Der Torkelphilipp: Liegt schon vor 18:00 Uhr bei den Toiletten am Boden und versucht sich in seiner Doppelsichtigkeit verzweifelt aufzurichten.
Die Ausdruckstänzering: Ist blond, gross und kurzhaarig. Bringt sich selbst und ihren ähnlich strukturierten Freund mit runden Bewegungen zur Ekstase.
Der Kopf-im-Teller-esser: Ist zu betrunken und müde, um den Kopf mehr als 2cm über dem Teller zu halten und muss trotzdem essen. David Hasselhoff lässt grüssen.
Der Haarnetzträger: Ist aus dem Militärdienst entwischt, hat ein blaues Beautycase im Hosensack und eine Pumucklfrisurfreundin. Mit seinem Haarnetz macht er alle Stolz.
Schliesslich waren da auch noch die Plastiklederjackenträgerin, der Dummschwätzer (hiess er Rüdiger?), der Schottenrock-mit-Kutte-Träger, der Krawatte-mit-Militärhose-kombinierer und der Unterhosen-sichtbar-Träger, der Metaltieger, der Bankschläfer und ganz zu letzt...

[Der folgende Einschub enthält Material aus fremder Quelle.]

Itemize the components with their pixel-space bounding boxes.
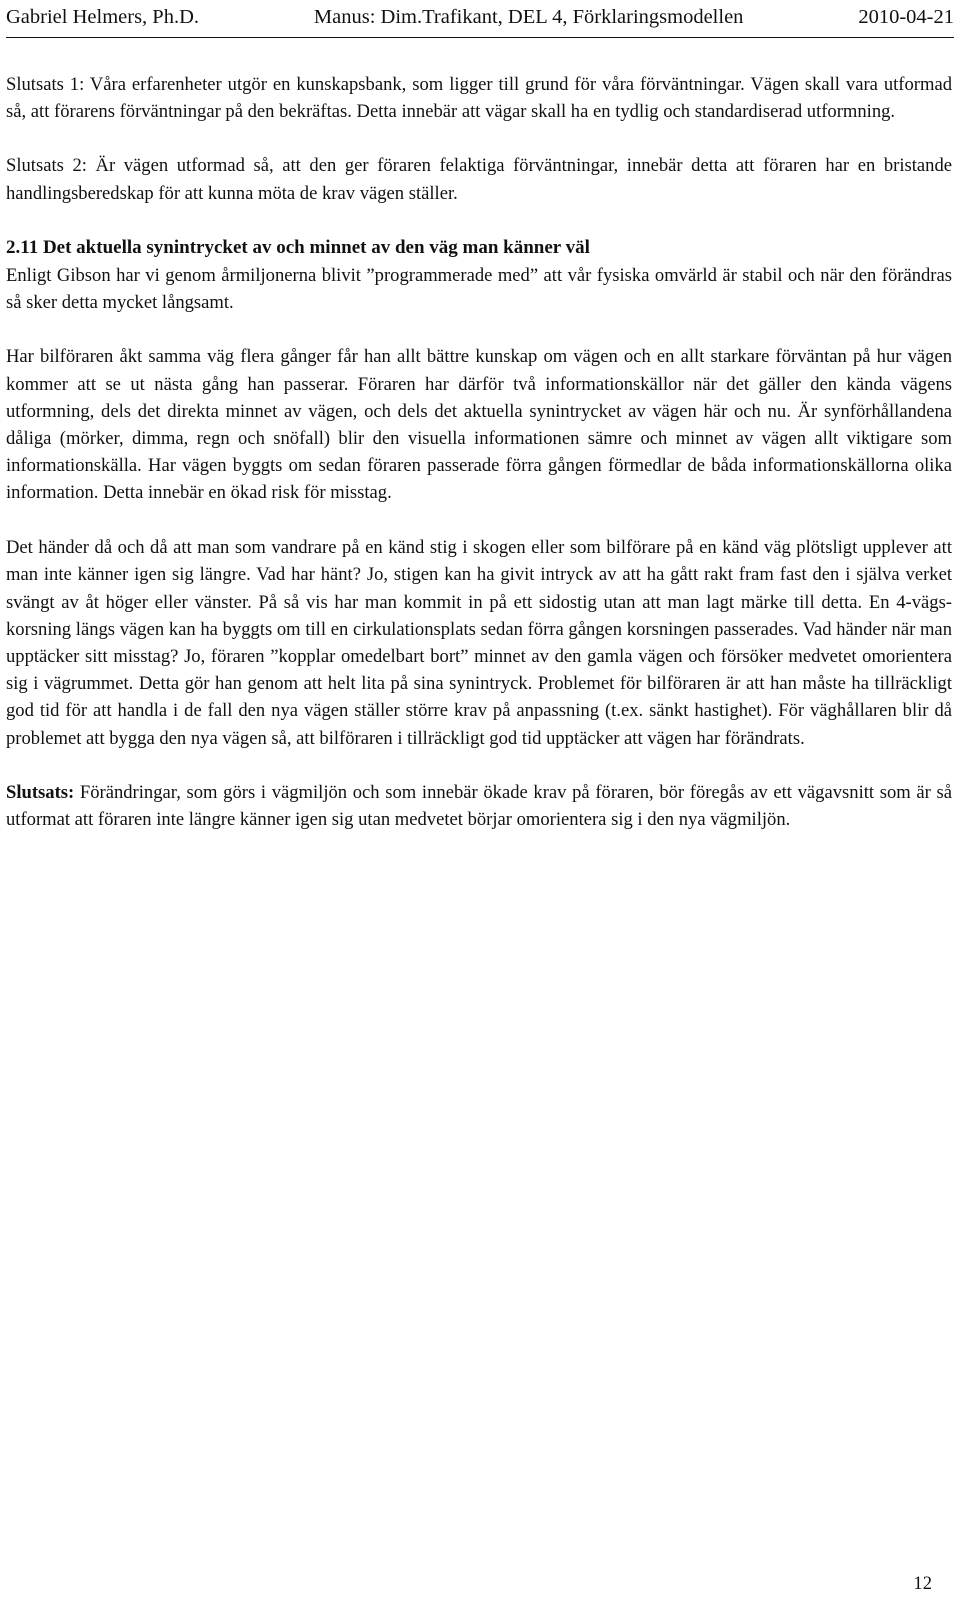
section-heading: 2.11 Det aktuella synintrycket av och minnet av den väg man känner väl	[6, 237, 590, 259]
paragraph-slutsats-2: Slutsats 2: Är vägen utformad så, att den ger föraren felaktiga förväntningar, innebär detta att föraren har en bristande handlingsberedskap för att kunna möta de krav vägen ställer.	[6, 155, 952, 204]
page-number: 12	[913, 1573, 932, 1594]
slutsats-label: Slutsats:	[6, 782, 75, 804]
page-header	[6, 3, 954, 35]
slutsats-text: Förändringar, som görs i vägmiljön och som innebär ökade krav på föraren, bör föregås av ett vägavsnitt som är så utformat att föraren inte längre känner igen sig utan medvetet börjar omorientera sig i den nya vägmiljön.	[6, 782, 952, 831]
header-author: Gabriel Helmers, Ph.D.	[6, 6, 199, 28]
section-2-11	[6, 234, 952, 316]
paragraph-gibson: Enligt Gibson har vi genom årmiljonerna blivit ”programmerade med” att vår fysiska omvärld är stabil och när den förändras så sker detta mycket långsamt.	[6, 264, 952, 313]
document-body	[6, 71, 952, 861]
paragraph-vandrare: Det händer då och då att man som vandrare på en känd stig i skogen eller som bilförare på en känd väg plötsligt upplever att man inte känner igen sig längre. Vad har hänt? Jo, stigen kan ha givit intryck av att ha gått rakt fram fast den i själva verket svängt av åt höger eller vänster. På så vis har man kommit in på ett sidostig utan att man lagt märke till detta. En 4-vägs-korsning längs vägen kan ha byggts om till en cirkulationsplats sedan förra gången korsningen passerades. Vad händer när man upptäcker sitt misstag? Jo, föraren ”kopplar omedelbart bort” minnet av den gamla vägen och försöker medvetet omorientera sig i vägrummet. Detta gör han genom att helt lita på sina synintryck. Problemet för bilföraren är att han måste ha tillräckligt god tid för att handla i de fall den nya vägen ställer större krav på anpassning (t.ex. sänkt hastighet). För väghållaren blir då problemet att bygga den nya vägen så, att bilföraren i tillräckligt god tid upptäcker att vägen har förändrats.	[6, 537, 952, 749]
header-manuscript: Manus: Dim.Trafikant, DEL 4, Förklaringsmodellen	[313, 6, 744, 28]
paragraph-slutsats-1: Slutsats 1: Våra erfarenheter utgör en kunskapsbank, som ligger till grund för våra förväntningar. Vägen skall vara utformad så, att förarens förväntningar på den bekräftas. Detta innebär att vägar skall ha en tydlig och standardiserad utformning.	[6, 74, 952, 123]
header-date: 2010-04-21	[858, 6, 954, 28]
paragraph-bilforaren: Har bilföraren åkt samma väg flera gånger får han allt bättre kunskap om vägen och en allt starkare förväntan på hur vägen kommer att se ut nästa gång han passerar. Föraren har därför två informationskällor när det gäller den kända vägens utformning, dels det direkta minnet av vägen, och dels det aktuella synintrycket av vägen här och nu. Är synförhållandena dåliga (mörker, dimma, regn och snöfall) blir den visuella informationen sämre och minnet av vägen allt viktigare som informationskälla. Har vägen byggts om sedan föraren passerade förra gången förmedlar de båda informationskällorna olika information. Detta innebär en ökad risk för misstag.	[6, 346, 952, 504]
paragraph-slutsats-final	[6, 779, 952, 833]
header-rule	[6, 37, 954, 38]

...der arrogante Schreiberling!
In Ordnung, die Abrechnung war fies. Es sei mir gegönnt.
Ans nächste Meh Suff muss man nicht zu Letzt wegen dieser Leute gehen. Das Ambiente ist perfekt, die Organisation einwandfrei – wo sonst gibt es an einem Festival mitten in der Nacht noch saubere Toiletten, wo sonst gibt es gemütliche Lagerfeuer und Kubb-Wettkämpfe a gogo? Das Meh Suff Festival hat sich vom beschaulichen Trinkfestival zu einen herzhaften Ganzwochenendvergnügen gemausert und auch wenn die günstigen Alkoholpreise nicht mehr so günstig wie früher sind: Am Sinn des Knüppelwochenendes hat sich kein bisschen etwas geändert: Spass, Metal und dumm Quatschen!